Rentré sous la tente, chacun se cherche une petite place dans le
sable, où enroulé dans le manteau, on espère trouver quelques instants
de repos, et peut-être un peu de sommeil.
La
nuit de septembre en Poméranie, nous chasse de notre couchette de sable
vers quatre heures du matin. La tente se transforme bien vite en une
véritable fourmilière. Tant d'objets perdus, tant de choses qu'on ne
retrouve plus, tant de désillusions, de craintes et aussi tant de haine
qui nous ronge le cœur
Une patrouille fait
son apparition. Ceux qui se trouvent le plus près de la porte d'entrée,
sont réquisitionnés pour la corvée « café ». Encadrés de gardiens, ils
se rendent à la cuisine où chacun d'eux recevra deux cruches remplies
de ce qui s'appellera dorénavant « le jus ». Ce liquide brun jaunâtre,
qui n'a rien de commun avec du café, est
placé devant la tente à la disposition des clients. Une bouffée d'odeur
suffit pour faire reculer les premiers qui, plutôt par curiosité, se
sont avancés vers les récipients. Dans ce domaine également, nous
devons apprendre beaucoup ; nous nous en rendrons mieux compte plus
tard.
Non
loin de notre tente, se trouve une pompe à eau, elle nous fournit le
jus de ce matin. Cela ne fait pourtant pas le jeu de nos gardiens qui
ne tardent pas à couper l'eau.
Bon
gré, mal gré, le jus du matin trouvera ses clients, la moitié du
gobelet pour le déjeuner, l'autre moitié pour la barbe...
Vendredi 13
septembre.
« Austreten », ce qui veut dire « rassemblement ». En rangs par cinq,
nous sommes dirigés vers la « Kartei » pour l'immatriculation.
Une
grande salle, une vingtaine de tables sur lesquelles sont placés des
paquets de formulaires.
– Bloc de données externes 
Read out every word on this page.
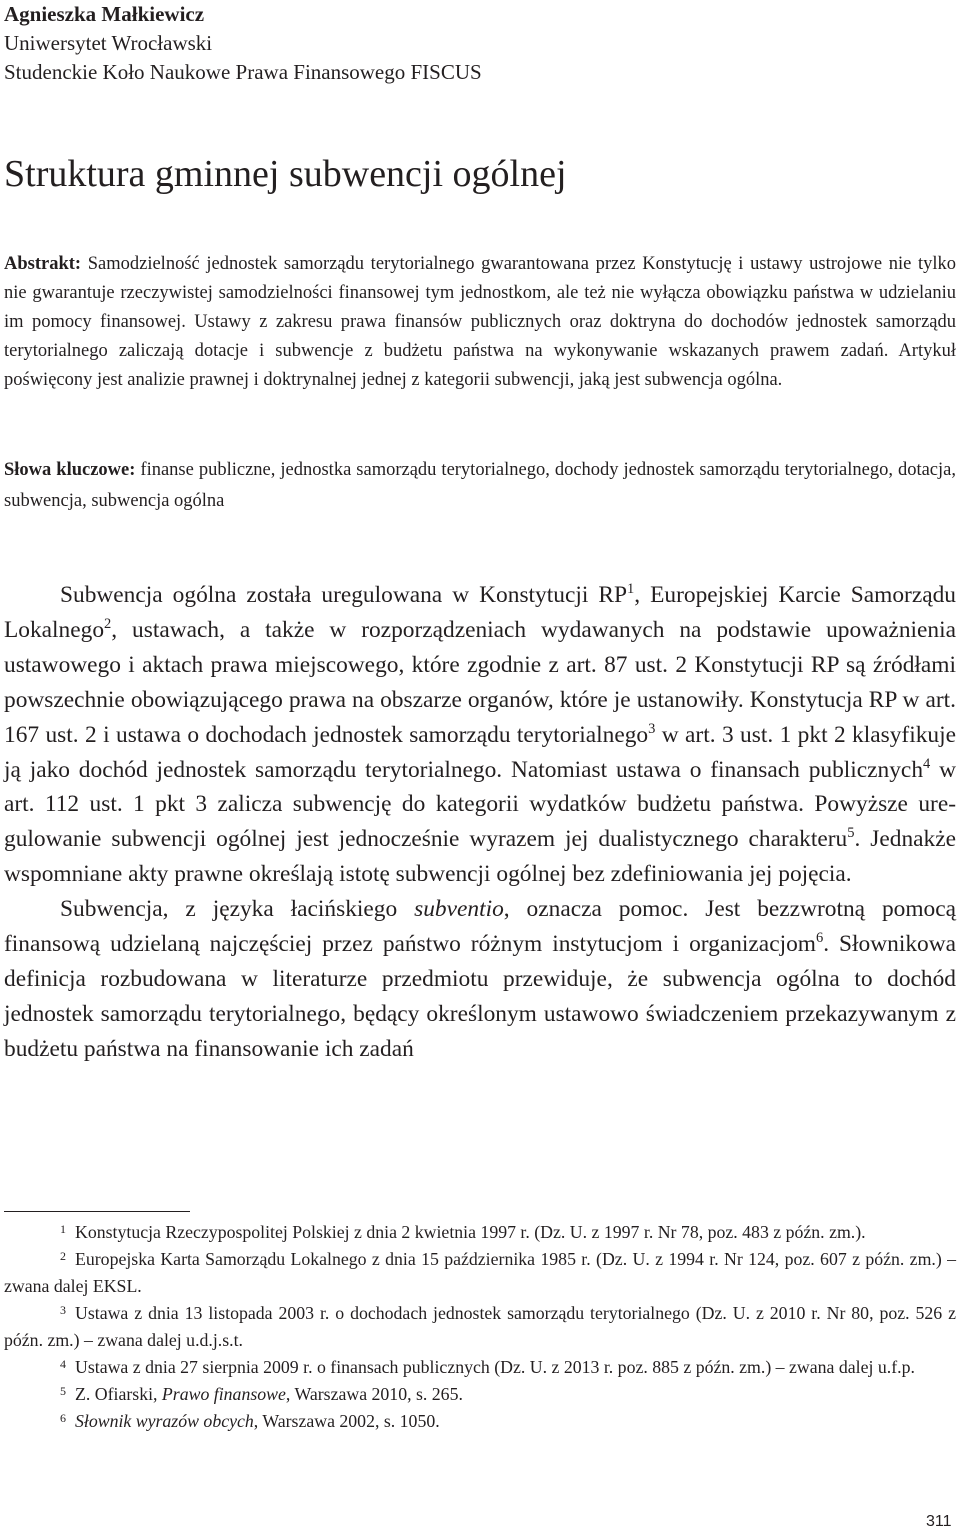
Agnieszka Małkiewicz
Uniwersytet Wrocławski
Studenckie Koło Naukowe Prawa Finansowego FISCUS
Struktura gminnej subwencji ogólnej

Abstrakt: Samodzielność jednostek samorządu terytorialnego gwarantowana przez Konstytucję i ustawy ustrojowe nie tylko nie gwarantuje rzeczywistej samodzielności finansowej tym jednostkom, ale też nie wyłącza obowiązku państwa w udzielaniu im pomocy finansowej. Ustawy z zakresu prawa finansów publicznych oraz doktryna do dochodów jednostek samorządu terytorialnego zaliczają dotacje i subwencje z budżetu państwa na wykonywanie wskazanych prawem zadań. Artykuł poświęcony jest analizie prawnej i doktrynalnej jednej z kategorii subwencji, jaką jest subwencja ogólna.

Słowa kluczowe: finanse publiczne, jednostka samorządu terytorialnego, dochody jednostek samorządu terytorialnego, dotacja, subwencja, subwencja ogólna

Subwencja ogólna została uregulowana w Konstytucji $RP^1$, Europejskiej Karcie Samorządu Lokalnego$^2$, ustawach, a także w rozporządzeniach wydawanych na podstawie upoważnienia ustawowego i aktach prawa miejscowego, które zgodnie z art. 87 ust. 2 Konstytucji RP są źródłami powszechnie obowiązującego prawa na obszarze organów, które je ustanowiły. Konstytucja RP w art. 167 ust. 2 i ustawa o dochodach jednostek samorządu terytorialnego$^3$ w art. 3 ust. 1 pkt 2 klasyfikuje ją jako dochód jednostek samorządu terytorialnego. Natomiast ustawa o finansach publicznych$^4$ w art. 112 ust. 1 pkt 3 zalicza subwencję do kategorii wydatków budżetu państwa. Powyższe uregulowanie subwencji ogólnej jest jednocześnie wyrazem jej dualistycznego charakteru$^5$. Jednakże wspomniane akty prawne określają istotę subwencji ogólnej bez zdefiniowania jej pojęcia.

Subwencja, z języka łacińskiego subventio, oznacza pomoc. Jest bezzwrotną pomocą finansową udzielaną najczęściej przez państwo różnym instytucjom i organizacjom$^6$. Słownikowa definicja rozbudowana w literaturze przedmiotu przewiduje, że subwencja ogólna to dochód jednostek samorządu terytorialnego, będący określonym ustawowo świadczeniem przekazywanym z budżetu państwa na finansowanie ich zadań

$^1$ Konstytucja Rzeczypospolitej Polskiej z dnia 2 kwietnia 1997 r. (Dz. U. z 1997 r. Nr 78, poz. 483 z późn. zm.).

$^2$ Europejska Karta Samorządu Lokalnego z dnia 15 października 1985 r. (Dz. U. z 1994 r. Nr 124, poz. 607 z późn. zm.) – zwana dalej EKSL.

$^3$ Ustawa z dnia 13 listopada 2003 r. o dochodach jednostek samorządu terytorialnego (Dz. U. z 2010 r. Nr 80, poz. 526 z późn. zm.) – zwana dalej u.d.j.s.t.

$^4$ Ustawa z dnia 27 sierpnia 2009 r. o finansach publicznych (Dz. U. z 2013 r. poz. 885 z późn. zm.) – zwana dalej u.f.p.

$^5$ Z. Ofiarski, Prawo finansowe, Warszawa 2010, s. 265.

$^6$ Słownik wyrazów obcych, Warszawa 2002, s. 1050.

311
Et derrière chaque table, un prisonnier
français. Evidemment, les Français sont les « plus anciens dans le
stalag IIB, les « Job » sont donc titularisés par des «
Poilus ».
Devant une de ces tables, nous devons déclarer notre identité et
d'autres renseignements d'ordre administratif tels que religion,
Flamand ou Wallon, marié ou célibataire, militaire de carrière ou
réserviste et tant d'autres.
«
Remettez votre argent » - Nous en étions avertis et mainte épaulette
était gonflée par la présence d'un ou plusieurs billets, et même .les
boutons de la veste contenaient un billet plié. En échange, nous
reçûmes une plaque métallique d'immatriculation portant la
mention : « Stalag IIB », suivie d'un numéro. Dorénavant, nous
n'étions plus que ce numéro, nous venions de prendre place dans les
rangs des « sans nom », des bagnards, des oubliés. Une fois de plus, le
coeur, débordant de tristesse, se révolte.
Assis
à trois sur un banc, le crâne rasé, les yeux brillants de colère, une
pancarte portant le numéro devant la poitrine, nous sommes
photographiés. C'était ce qu'il fallait : l'homme et son numéro, car un
nom, il n'en avait plus.
Entre-temps, l'heure de midi est passée. En rangs par quatre, porteur
de la gamelle, ou d'un récipient en faisant les fonctions, nous nous
dirigeons vers la cuisine. Que nous soyons servis à quinze heures ne
gène d'aucune façon l'appétit du souper pour la bonne raison que ce
dernier n'existe pas !
La
nourriture de la journée consiste en une louche de soupe à midi, un
mélange sans nom ni goût, tantôt épais, le lendemain clair, comme de
l'eau. Une épaisse tranche de pain noir, garnie d'une cuillerée de
«marmelade» ou d'un produit équivalent, et semble-t-il suffisant pour
être « dégusté » entre le souper et le petit déjeuner.
Dans
un camp comme le Stalag IIB, il est difficile d'estimer le nombre de
prisonniers. D'après nous, ce chiffre doit se situer entre dix et
quinze mille. Il y en a de nationalité française, polonaise, russe (des
Russes blancs), marocaine, etc… et bien entendu des Belges.
Après
quelques heures de vie dans ce stalag, nous devons déjà creuser la
tombe pour un camarade de notre transport, tandis qu'un autre a perdu
la raison. Et dire que cela ne fait que commencer !
Le
jour suivant, nous allons subir la première « fouille ». Traqués par un
nombre respectable de soldats allemands, nous sommes dirigés vers la
plaine devant la cuisine. Plus rien n'est resté dans la tente, car le
moindre objet oublié ou laissé volontairement, est d'office confisqué.
A
distance, nous assistons au dépouillement des trente premiers. Placés
le long d'un mur, ils doivent déposer tout ce qu'ils possèdent devant
eux. Chacun d'eux se voit attribuer un soldat allemand qui « fera
l'inventaire » de sa victime jusque dans la pointe des poches. Sur
une couverture étalée devant le groupe, nous voyons bientôt s'amasser
des rasoirs, des briquets, des canifs, des cartes, des porte-plume et
des dizaines d'autres objets chers dans les mains d'un prisonnier, mais
volés impitoyablement par ceux qui se disent appelés à nous civiliser.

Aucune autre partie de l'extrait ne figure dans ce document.